Since the beginning of 2023, the S&P 500 index has grown a staggering 40% through the end of May. While some of this performance has been driven by earnings growth, a lot of it has been good old-fashioned speculation as prices have outrun earnings. This is evident when looking at prices through the lens of company fundamentals.
Consider the price-to-earnings (P/E) ratio. This ratio shows the value investors pay for each dollar of earnings. In the chart below, the S&P is represented in the top line of large-cap companies. Its P/E is currently 24.7. This is the average P/E across the index, but there is a wide range within the individual companies. Value represents the cheap end of the spectrum, where growth is the expensive stocks.
When many talk about the “stock market,” they are referring to the S&P 500. But as one can tell by looking at this chart, there are a lot more stocks in the world than just the S&P 500. While looking across the style box, it is evident that other markets are much cheaper. Mid-cap, Small-cap, and International stocks all trade with P/E ratios significantly lower than the S&P 500.
So, when we hear that stocks are “rich,” what does that mean? How rich? Or, which stocks are rich? This next chart can help put these numbers in context.
This chart compares the current P/E against its long-term average P/E. This can tell us how expensive or cheap a stock market is relative to its historical track record. For example, International is trading right at its historical average valuation (or roughly 100% of its Avg P/E).
Looking at valuations in this context show that the S&P 500, is indeed very expensive.
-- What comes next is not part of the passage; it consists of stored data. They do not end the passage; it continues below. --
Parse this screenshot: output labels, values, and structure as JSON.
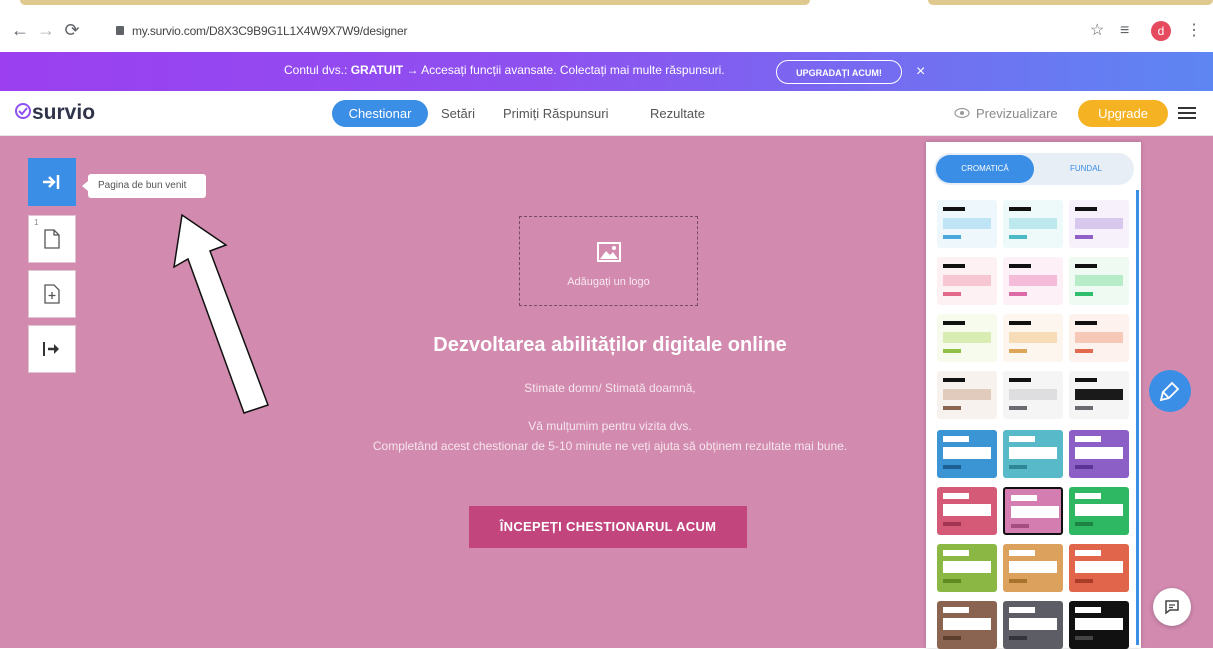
{
  "browser": {
    "url": "my.survio.com/D8X3C9B9G1L1X4W9X7W9/designer",
    "back_icon": "arrow-left-icon",
    "forward_icon": "arrow-right-icon",
    "reload_icon": "reload-icon",
    "star_icon": "star-icon",
    "profile_initial": "d"
  },
  "promo": {
    "prefix": "Contul dvs.: ",
    "plan": "GRATUIT",
    "text": " → Accesați funcții avansate. Colectați mai multe răspunsuri.",
    "button": "UPGRADAȚI ACUM!",
    "close": "×"
  },
  "header": {
    "logo": "survio",
    "nav": [
      "Chestionar",
      "Setări",
      "Primiți Răspunsuri",
      "Rezultate"
    ],
    "preview": "Previzualizare",
    "upgrade": "Upgrade"
  },
  "sidebar": {
    "tooltip": "Pagina de bun venit",
    "page_number": "1"
  },
  "survey": {
    "add_logo": "Adăugați un logo",
    "title": "Dezvoltarea abilităților digitale online",
    "greeting": "Stimate domn/ Stimată doamnă,",
    "thanks": "Vă mulțumim pentru vizita dvs.",
    "body": "Completând acest chestionar de 5-10 minute ne veți ajuta să obținem rezultate mai bune.",
    "start_button": "ÎNCEPEȚI CHESTIONARUL ACUM"
  },
  "theme_panel": {
    "tabs": [
      "CROMATICĂ",
      "FUNDAL"
    ],
    "light_swatches": [
      {
        "bar": "#bfe4f6",
        "accent": "#4aa8dd",
        "bg": "#eef7fc"
      },
      {
        "bar": "#bde9ee",
        "accent": "#4bbac4",
        "bg": "#eef9fa"
      },
      {
        "bar": "#d9c8ee",
        "accent": "#9060c8",
        "bg": "#f6f1fb"
      },
      {
        "bar": "#f6c6d2",
        "accent": "#e06888",
        "bg": "#fdf1f4"
      },
      {
        "bar": "#f5bcd9",
        "accent": "#db6aa6",
        "bg": "#fdf0f7"
      },
      {
        "bar": "#b7ecc9",
        "accent": "#2fbe6e",
        "bg": "#eefaf2"
      },
      {
        "bar": "#d9ecb4",
        "accent": "#8fbf44",
        "bg": "#f6fbee"
      },
      {
        "bar": "#f6dcb7",
        "accent": "#dda55a",
        "bg": "#fdf6ee"
      },
      {
        "bar": "#f6c8b8",
        "accent": "#e26a4c",
        "bg": "#fdf2ee"
      },
      {
        "bar": "#e0cbbd",
        "accent": "#8a6652",
        "bg": "#f8f2ee"
      },
      {
        "bar": "#dedee0",
        "accent": "#6b6b72",
        "bg": "#f5f5f6"
      },
      {
        "bar": "#1a1a1a",
        "accent": "#6b6b72",
        "bg": "#f5f5f6"
      }
    ],
    "dark_swatches": [
      {
        "bg": "#3b95d4",
        "accent": "#1d5e93"
      },
      {
        "bg": "#58b9c9",
        "accent": "#2d8694"
      },
      {
        "bg": "#8b5fc6",
        "accent": "#5a3395"
      },
      {
        "bg": "#d45a78",
        "accent": "#a23553"
      },
      {
        "bg": "#d37db0",
        "accent": "#a24f80",
        "selected": true
      },
      {
        "bg": "#2fb863",
        "accent": "#1c8343"
      },
      {
        "bg": "#8bb845",
        "accent": "#5f8a22"
      },
      {
        "bg": "#dca25d",
        "accent": "#a8732f"
      },
      {
        "bg": "#e0654b",
        "accent": "#a93d27"
      },
      {
        "bg": "#8a6450",
        "accent": "#5c3e2e"
      },
      {
        "bg": "#5d5d66",
        "accent": "#34343c"
      },
      {
        "bg": "#111111",
        "accent": "#444444"
      }
    ]
  },
  "colors": {
    "canvas": "#d28aaf",
    "accent": "#3a8ee6",
    "start_button": "#c2457e",
    "upgrade": "#f5b324"
  }
}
It is currently trading more than 30% above its long-term average. Much of this is explained by the Magnificent Seven stocks that have dominated the index over the past year. The influence of these high-flying tech stocks, driven by speculation on AI, has pushed the S&P 500 to very rich levels. The growth portion of Large-cap trading at 150% of its average valuation illustrates this point.
In fact, those seven stocks have an average P/E of 43, compared to an average of 17 for the remaining 493 stocks in the S&P 500. That index is certainly top-heavy.
Look again at that chart, and one can see some encouraging news. Although there are seven very rich stocks in the market, there are also a lot of relative bargains out there. Mid-cap stocks are trading a little below their long-term average valuation. Small-cap stocks are extremely cheap, trading at just 70% of their long-term average. International is at its long-term average.
This shows there are still a lot of opportunities in this market. While it may be rich overall, it is driven by a select few stocks. Those stocks are very large and have massive influence over the index. They also dominate the news, so it often feels like they are the market.
However, if we look beyond that group, stocks are priced fairly or even relatively cheap.